2) Upon receipt of an official referral for a monitoring agreement JLAP will:

i. Determine if all appropriate signed releases/authorizations have been obtained.

ii. Review existing assessment(s) and/or determine whether initial or additional assessment(s) are necessary.

iii. Develop a monitoring agreement.

iv. Select and provide a monitor.

v. Meet with the participant, his/her attorney if appropriate, and the monitor prior to execution of the agreement to explain JLAP's role and the agreement terms and conditions.

vi. Report to the official referral source according to the terms of the referral and the monitoring agreement.

Section 6. Services.

(a) Any member is eligible for assistance and participation in JLAP. JLAP services will be provided without charge for initial consultation, in-house assessment, referral, and peer support.

(b) Referrals for medical and/or clinical evaluations, treatment, therapy and aftercare services will be provided; engagement of, and payment for, such services is solely the responsibility of the participant.

(c) Participants entering into a monitoring agreement with JLAP due to an official referral or upon their own initiative may be charged a monthly fee pursuant to JLAP's fee policy as approved by the Supreme Court from time to time.

Section 7. Treatment--Medical Assistance.

(a) JLAP endeavors to provide a network of therapeutic resources that includes a broad range of health care providers, therapists, and “self-help” support groups. JLAP will maintain a statewide list of available providers.

(b) With the written consent of the participant, JLAP may maintain contact with, and receive information from, the treatment provider. JLAP may remain involved in support during treatment, and shall endeavor to provide peer support and aftercare assistance in early recovery.

(c) In cases where it is determined the participant is not in need of inpatient or residential treatment, JLAP may provide referrals to outpatient counseling resources and self-help groups such as 12-step programs.

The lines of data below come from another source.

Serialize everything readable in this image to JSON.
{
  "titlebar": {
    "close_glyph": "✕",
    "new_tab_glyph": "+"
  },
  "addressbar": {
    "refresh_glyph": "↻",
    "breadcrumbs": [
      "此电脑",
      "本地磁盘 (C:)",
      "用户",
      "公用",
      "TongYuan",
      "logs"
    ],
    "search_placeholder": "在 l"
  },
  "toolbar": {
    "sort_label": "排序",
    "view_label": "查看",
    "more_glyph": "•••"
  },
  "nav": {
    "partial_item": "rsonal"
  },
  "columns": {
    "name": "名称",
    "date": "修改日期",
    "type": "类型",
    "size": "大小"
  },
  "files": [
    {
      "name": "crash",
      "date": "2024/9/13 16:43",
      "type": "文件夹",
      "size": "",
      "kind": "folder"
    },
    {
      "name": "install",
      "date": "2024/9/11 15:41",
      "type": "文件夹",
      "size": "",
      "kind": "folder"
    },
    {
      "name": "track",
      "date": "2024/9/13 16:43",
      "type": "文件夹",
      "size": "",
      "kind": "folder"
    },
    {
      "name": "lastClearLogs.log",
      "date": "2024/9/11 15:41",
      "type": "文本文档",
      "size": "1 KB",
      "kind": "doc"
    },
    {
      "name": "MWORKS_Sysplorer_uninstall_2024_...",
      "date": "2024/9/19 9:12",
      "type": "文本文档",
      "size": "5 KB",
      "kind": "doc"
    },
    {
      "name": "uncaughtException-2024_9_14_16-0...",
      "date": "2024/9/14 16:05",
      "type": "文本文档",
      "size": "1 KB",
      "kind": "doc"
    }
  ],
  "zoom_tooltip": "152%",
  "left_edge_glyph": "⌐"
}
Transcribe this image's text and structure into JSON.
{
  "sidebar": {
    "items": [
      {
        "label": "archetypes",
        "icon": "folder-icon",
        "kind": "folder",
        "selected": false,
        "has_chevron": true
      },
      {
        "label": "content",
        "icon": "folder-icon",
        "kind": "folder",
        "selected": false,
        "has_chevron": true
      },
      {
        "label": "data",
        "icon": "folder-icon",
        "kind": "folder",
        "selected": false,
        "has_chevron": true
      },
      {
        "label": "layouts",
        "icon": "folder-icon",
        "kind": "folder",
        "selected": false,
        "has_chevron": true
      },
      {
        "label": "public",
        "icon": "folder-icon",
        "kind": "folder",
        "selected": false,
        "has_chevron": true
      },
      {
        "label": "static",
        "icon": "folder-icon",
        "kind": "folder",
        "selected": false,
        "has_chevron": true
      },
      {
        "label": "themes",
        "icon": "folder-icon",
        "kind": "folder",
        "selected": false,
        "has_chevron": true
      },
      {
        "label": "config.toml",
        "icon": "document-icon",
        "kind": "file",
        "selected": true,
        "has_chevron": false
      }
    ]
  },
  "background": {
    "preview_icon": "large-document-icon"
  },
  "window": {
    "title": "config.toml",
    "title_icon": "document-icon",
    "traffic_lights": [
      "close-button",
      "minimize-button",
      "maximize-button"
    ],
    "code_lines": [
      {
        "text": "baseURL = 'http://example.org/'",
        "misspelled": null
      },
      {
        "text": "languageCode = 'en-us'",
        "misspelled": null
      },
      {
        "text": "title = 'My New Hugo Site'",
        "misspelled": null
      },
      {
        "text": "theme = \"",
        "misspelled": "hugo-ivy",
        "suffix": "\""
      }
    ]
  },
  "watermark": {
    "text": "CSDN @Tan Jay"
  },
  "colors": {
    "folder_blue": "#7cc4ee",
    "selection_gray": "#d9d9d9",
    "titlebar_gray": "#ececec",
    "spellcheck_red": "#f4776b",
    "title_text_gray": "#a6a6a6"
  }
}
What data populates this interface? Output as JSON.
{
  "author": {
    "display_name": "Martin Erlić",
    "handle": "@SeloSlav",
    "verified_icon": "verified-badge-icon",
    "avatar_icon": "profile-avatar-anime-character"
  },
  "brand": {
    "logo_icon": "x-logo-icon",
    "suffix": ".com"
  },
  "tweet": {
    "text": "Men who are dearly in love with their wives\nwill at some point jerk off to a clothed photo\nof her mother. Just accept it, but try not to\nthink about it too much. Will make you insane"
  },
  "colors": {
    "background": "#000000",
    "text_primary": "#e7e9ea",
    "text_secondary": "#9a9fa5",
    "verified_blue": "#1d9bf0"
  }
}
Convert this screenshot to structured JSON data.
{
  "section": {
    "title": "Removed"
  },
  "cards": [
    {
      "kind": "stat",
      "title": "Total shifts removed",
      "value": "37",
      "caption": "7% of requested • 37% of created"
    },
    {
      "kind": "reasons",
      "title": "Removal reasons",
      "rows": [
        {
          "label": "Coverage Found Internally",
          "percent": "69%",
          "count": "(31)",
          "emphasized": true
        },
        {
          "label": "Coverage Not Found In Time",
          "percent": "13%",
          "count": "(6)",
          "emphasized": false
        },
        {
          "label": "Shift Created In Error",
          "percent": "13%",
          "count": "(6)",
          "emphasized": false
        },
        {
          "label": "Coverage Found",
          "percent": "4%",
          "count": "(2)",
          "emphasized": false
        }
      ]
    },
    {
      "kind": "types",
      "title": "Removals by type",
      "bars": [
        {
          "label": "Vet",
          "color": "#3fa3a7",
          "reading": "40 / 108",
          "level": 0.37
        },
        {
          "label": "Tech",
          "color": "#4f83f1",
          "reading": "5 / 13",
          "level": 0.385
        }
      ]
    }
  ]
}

Section 8. Confidentiality.

(a) JLAP and its representatives will observe anonymity and confidentiality at all times. JLAP is an autonomous program, independent from the administrative offices of the Court or any other board or disciplinary organization, agency or authority.

(b) No disclosure of confidential information will be made by any representative except for permitted disclosures and those identified in Ind. Professional Conduct Rule 8.3.

Section 9. Role of Program Volunteers.

JLAP will maintain a statewide network of volunteers to assist the committee in carrying out the purposes of JLAP. Volunteers fulfill the following functions:

(a) Assist in investigations, assessments, interventions, monitoring and support;

(b) Appear on behalf of contract participants as witnesses at the discretion of the director;

(c) Attend ongoing training on topics that enhance their ability to assist impaired members of the legal profession; and

(d) Disseminate information about JLAP including the offer of presentations to local and specialty bars.